There is an importance of compiling a medical history, and while a record of your medical history is essential to your doctor-patient relationship, there are even more ways to improve on it.
One of those ways is by keeping a health journal, which is a very detailed record of your daily activities, diet, medications, and feelings.
Reasons to keep a health journal:
A health journal can be a great way to keep track of the general state of your body, the effectiveness of your current lifestyle, and weight loss progress. The ability to look back on your previous activities and food consumption provides an accurate and expansive window through which you can assess your habits, and make decisions based off of the information you’ve collected.
Many people with chronic pain or concerning symptoms rely on a health journal to stay on top of their medical issues and improve communication with their physicians. Cross-referencing flare-ups and symptomatic occurrences with activities and foods can shed light on triggers.
What to record in your health journal:
Sleep: How did you sleep the night before? How long did you sleep? What time did you go to bed, and what did you do before you fell asleep?
Medications: If you take any medications, vitamins, or supplements, record what they are and when you take them.
Physical Activity: Any exercise or out-of-the-ordinary strenuous activity can have a significant impact on your health, and should definitely be included.
Symptoms: Any physical symptoms you experience should be recorded in detail. What time you experience them and the level of severity and length should be noted.
Food/Drink: Record anything you consume throughout the day, and be as detailed as possible. What did you eat, and how much? Where did you eat? Who prepared the food?
Emotions: Health is about more than simply the physical aspects. Being aware of your mood and recording any drastic changes is essential to health tracking.
Helpful hints/how to get started:
Talk to your doctor. Even if you are starting a journal simply for general health observation, it can be very helpful to ask your doctor what to include. Based on your medical history, he or she might have specific concerns or insight that will aid in accuracy and effectiveness.

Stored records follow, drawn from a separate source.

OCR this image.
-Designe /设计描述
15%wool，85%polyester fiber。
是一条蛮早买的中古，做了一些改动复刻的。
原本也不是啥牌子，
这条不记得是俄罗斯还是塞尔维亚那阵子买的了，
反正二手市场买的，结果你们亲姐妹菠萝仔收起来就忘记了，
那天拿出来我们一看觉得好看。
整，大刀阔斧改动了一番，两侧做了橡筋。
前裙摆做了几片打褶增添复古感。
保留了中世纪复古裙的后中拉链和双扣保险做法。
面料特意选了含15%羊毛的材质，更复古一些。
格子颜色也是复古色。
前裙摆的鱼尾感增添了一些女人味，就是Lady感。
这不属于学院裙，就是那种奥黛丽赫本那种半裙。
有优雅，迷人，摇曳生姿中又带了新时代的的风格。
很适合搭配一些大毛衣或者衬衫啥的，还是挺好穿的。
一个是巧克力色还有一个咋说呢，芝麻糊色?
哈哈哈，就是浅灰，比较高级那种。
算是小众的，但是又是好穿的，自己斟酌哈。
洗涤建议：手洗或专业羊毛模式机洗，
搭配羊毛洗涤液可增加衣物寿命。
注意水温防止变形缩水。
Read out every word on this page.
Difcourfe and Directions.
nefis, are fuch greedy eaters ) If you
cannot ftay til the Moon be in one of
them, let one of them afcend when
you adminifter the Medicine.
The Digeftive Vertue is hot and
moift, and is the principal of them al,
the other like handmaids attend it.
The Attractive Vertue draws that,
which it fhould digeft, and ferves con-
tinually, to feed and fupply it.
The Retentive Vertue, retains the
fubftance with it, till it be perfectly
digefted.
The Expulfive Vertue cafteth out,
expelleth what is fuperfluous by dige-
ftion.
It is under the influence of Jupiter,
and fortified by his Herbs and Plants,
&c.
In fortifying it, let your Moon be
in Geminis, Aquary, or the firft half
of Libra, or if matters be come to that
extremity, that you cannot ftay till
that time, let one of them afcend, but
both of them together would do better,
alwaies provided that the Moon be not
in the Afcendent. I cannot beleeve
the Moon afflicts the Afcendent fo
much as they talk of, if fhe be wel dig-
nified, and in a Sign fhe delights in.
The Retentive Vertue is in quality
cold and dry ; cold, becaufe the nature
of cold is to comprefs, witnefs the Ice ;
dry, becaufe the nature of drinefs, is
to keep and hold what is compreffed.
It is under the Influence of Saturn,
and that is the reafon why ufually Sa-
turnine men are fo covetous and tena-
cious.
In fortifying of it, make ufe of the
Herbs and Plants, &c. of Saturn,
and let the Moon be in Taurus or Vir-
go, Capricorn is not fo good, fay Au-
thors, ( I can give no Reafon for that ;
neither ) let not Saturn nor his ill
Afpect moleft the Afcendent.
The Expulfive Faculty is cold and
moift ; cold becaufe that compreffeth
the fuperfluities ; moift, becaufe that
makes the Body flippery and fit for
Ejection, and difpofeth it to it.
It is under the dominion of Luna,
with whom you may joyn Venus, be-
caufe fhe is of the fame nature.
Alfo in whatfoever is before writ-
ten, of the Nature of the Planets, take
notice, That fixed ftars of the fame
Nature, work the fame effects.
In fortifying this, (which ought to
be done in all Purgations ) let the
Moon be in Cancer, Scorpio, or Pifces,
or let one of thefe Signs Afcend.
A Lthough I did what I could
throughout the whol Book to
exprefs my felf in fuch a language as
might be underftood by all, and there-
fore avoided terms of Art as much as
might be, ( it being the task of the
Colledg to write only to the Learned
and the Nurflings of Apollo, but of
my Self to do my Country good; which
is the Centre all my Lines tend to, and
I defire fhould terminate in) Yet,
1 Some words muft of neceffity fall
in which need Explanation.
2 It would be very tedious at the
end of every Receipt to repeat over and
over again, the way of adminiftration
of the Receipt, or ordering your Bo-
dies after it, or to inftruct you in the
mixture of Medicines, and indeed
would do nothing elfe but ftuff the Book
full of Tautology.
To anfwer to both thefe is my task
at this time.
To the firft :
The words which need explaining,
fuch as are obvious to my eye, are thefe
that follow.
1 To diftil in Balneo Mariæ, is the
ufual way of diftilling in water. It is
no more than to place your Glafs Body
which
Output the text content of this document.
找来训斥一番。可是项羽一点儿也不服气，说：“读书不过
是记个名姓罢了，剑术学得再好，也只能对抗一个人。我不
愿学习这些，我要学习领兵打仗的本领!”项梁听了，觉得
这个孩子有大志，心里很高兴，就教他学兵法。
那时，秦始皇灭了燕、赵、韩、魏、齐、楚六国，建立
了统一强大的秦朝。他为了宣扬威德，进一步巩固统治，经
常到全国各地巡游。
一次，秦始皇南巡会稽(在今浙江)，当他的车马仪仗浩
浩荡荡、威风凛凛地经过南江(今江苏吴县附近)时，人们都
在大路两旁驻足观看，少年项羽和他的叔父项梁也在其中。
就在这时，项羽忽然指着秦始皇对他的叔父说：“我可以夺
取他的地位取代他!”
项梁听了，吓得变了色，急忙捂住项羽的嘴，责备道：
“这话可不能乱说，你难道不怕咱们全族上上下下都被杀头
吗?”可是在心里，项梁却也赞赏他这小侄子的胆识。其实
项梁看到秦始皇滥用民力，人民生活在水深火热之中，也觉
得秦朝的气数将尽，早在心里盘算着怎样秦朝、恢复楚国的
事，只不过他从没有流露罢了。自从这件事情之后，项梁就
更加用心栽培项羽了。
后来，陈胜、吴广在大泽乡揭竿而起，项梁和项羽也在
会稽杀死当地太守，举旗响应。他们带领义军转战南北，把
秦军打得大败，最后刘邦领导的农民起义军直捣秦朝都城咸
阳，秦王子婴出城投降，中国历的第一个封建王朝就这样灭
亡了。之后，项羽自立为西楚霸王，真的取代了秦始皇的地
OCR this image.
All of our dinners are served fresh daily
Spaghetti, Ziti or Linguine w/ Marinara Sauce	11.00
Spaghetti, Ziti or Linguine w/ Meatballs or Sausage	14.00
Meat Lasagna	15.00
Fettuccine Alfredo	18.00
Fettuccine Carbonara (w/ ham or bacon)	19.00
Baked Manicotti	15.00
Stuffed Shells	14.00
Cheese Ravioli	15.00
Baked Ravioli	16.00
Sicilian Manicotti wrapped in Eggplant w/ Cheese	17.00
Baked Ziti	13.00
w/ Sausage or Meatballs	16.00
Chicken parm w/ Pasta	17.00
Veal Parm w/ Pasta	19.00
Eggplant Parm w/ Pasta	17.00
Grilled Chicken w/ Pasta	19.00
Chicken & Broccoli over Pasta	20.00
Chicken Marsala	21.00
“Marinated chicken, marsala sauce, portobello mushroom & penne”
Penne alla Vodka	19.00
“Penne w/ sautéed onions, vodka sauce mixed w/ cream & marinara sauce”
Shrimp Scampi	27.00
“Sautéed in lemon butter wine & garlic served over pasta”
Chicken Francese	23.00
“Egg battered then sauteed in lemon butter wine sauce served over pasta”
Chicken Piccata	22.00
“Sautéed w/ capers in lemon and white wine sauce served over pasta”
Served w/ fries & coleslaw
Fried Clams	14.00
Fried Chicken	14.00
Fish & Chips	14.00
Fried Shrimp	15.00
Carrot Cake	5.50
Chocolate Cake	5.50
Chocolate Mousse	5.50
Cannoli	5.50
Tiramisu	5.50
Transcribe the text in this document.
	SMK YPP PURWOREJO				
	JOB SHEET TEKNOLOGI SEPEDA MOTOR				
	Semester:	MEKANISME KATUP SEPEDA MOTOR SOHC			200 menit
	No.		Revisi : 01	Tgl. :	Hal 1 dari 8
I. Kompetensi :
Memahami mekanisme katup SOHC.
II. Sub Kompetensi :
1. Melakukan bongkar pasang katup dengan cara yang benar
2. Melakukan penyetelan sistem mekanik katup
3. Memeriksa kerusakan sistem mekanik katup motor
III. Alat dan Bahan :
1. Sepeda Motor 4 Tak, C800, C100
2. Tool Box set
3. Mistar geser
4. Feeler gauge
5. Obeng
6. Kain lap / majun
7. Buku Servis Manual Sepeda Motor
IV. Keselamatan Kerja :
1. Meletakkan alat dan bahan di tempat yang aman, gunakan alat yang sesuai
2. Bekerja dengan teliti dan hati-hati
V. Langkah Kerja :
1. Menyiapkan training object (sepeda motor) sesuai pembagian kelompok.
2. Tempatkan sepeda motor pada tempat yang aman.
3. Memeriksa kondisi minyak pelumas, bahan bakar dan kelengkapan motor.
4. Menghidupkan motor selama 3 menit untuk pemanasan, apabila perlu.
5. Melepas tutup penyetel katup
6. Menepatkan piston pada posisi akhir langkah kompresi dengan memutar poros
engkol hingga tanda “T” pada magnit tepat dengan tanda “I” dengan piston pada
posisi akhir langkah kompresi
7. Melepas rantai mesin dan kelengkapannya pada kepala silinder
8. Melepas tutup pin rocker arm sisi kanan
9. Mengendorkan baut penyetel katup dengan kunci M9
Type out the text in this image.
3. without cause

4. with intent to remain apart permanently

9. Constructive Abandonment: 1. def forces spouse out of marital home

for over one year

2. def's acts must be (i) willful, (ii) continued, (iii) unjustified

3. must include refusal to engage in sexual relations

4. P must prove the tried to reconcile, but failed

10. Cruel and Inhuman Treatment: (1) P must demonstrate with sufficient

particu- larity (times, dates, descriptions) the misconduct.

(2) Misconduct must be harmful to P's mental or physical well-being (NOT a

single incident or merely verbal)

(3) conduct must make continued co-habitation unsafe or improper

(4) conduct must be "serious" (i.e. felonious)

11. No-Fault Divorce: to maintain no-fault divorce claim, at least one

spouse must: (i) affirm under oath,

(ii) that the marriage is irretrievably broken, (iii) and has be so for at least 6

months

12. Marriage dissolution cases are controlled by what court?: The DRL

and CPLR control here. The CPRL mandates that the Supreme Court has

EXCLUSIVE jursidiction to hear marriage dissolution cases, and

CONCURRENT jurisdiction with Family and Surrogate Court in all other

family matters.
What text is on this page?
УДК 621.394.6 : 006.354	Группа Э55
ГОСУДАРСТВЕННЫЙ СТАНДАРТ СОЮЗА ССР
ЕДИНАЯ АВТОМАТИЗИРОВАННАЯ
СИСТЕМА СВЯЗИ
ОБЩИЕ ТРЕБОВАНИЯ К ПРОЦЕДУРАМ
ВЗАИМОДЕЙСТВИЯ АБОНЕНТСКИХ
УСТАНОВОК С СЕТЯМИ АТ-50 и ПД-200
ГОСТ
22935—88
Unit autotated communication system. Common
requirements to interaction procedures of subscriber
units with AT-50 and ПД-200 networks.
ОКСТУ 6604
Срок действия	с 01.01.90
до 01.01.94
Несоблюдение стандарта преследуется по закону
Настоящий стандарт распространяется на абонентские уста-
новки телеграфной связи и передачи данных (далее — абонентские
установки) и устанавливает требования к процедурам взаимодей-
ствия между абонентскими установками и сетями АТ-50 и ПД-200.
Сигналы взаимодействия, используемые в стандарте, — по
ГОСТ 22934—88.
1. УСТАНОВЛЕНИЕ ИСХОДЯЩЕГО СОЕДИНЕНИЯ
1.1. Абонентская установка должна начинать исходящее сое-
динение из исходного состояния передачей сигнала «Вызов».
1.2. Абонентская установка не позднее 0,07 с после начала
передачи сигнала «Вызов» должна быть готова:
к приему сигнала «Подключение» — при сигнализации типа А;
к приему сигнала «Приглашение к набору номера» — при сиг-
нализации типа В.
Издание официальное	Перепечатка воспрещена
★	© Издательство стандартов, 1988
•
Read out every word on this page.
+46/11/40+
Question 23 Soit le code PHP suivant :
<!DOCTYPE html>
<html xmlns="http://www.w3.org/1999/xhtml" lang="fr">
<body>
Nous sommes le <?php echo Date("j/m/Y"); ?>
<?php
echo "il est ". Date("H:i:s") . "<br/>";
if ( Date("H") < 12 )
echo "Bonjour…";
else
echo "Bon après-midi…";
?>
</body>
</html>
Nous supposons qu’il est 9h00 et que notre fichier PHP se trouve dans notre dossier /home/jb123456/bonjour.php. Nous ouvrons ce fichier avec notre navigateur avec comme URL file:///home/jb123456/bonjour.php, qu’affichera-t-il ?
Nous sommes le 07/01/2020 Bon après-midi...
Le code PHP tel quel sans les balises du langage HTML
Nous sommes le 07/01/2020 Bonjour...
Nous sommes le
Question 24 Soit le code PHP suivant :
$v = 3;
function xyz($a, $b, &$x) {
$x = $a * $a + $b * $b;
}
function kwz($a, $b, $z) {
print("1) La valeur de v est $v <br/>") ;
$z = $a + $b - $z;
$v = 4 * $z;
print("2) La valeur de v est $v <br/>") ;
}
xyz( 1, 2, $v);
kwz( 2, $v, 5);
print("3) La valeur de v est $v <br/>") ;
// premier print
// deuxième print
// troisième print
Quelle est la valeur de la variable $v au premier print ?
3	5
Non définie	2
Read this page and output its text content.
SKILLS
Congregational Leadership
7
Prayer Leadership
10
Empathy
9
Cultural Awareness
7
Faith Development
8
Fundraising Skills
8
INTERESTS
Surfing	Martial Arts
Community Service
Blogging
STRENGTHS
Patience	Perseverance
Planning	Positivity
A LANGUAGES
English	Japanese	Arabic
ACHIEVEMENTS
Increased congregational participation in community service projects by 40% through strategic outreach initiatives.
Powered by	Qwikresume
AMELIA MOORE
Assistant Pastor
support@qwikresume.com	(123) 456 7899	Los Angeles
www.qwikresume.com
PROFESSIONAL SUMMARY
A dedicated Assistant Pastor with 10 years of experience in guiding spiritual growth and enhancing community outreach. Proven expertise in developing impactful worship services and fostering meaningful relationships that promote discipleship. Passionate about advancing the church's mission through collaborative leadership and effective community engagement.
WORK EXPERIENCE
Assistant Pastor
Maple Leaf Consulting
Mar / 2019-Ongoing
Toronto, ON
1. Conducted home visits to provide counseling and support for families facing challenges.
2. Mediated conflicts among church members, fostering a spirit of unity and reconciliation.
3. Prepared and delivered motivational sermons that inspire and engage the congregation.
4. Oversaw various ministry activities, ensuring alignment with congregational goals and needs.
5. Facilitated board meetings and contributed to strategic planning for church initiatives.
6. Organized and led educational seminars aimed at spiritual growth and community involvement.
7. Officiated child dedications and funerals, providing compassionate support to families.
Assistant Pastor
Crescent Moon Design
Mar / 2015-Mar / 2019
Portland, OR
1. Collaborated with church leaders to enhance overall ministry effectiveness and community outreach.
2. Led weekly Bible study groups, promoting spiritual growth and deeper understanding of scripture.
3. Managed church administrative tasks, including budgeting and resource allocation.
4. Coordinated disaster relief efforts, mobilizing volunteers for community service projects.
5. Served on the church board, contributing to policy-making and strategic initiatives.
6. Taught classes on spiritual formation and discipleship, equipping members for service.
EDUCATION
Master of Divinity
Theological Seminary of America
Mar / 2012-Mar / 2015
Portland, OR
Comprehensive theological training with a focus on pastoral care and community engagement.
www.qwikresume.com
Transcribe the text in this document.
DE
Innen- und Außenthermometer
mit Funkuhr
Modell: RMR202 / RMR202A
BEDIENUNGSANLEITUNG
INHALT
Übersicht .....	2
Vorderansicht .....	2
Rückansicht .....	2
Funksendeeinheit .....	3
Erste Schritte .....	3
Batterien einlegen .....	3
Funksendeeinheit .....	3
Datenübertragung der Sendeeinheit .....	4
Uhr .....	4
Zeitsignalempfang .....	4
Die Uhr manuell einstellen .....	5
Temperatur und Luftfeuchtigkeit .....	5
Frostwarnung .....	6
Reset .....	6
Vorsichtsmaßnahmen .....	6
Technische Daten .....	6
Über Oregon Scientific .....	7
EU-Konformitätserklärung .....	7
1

Find a journal that works for you. The options for a health journal are endless. Even something as simple as a one subject notebook with each day’s date at the top of the page can work if that’s a format that you favor. There are also options for printable journal pages, and even apps that keep all of your information on your smart device.
Keep your journal in an easily-accessible place. Whether it’s your kitchen, purse, or bathroom, keep your health journal in a place that you frequently visit or use. The kitchen is usually ideal, because foods, beverages, and medicines are often found there. Recording what you eat is much easier when the diary is close to the refrigerator.
Be honest. Recording false or altered information, for whatever reason, will only deter your efforts as you try to assess your health. Remember that your doctor is on your side, and that open communication is essential to the doctor/patient relationship.
We hope you’ll find these tips useful in enhancing your health care experience. We deeply value honesty between our patients and team members, and a health journal can be an incredible tool in that line of communication.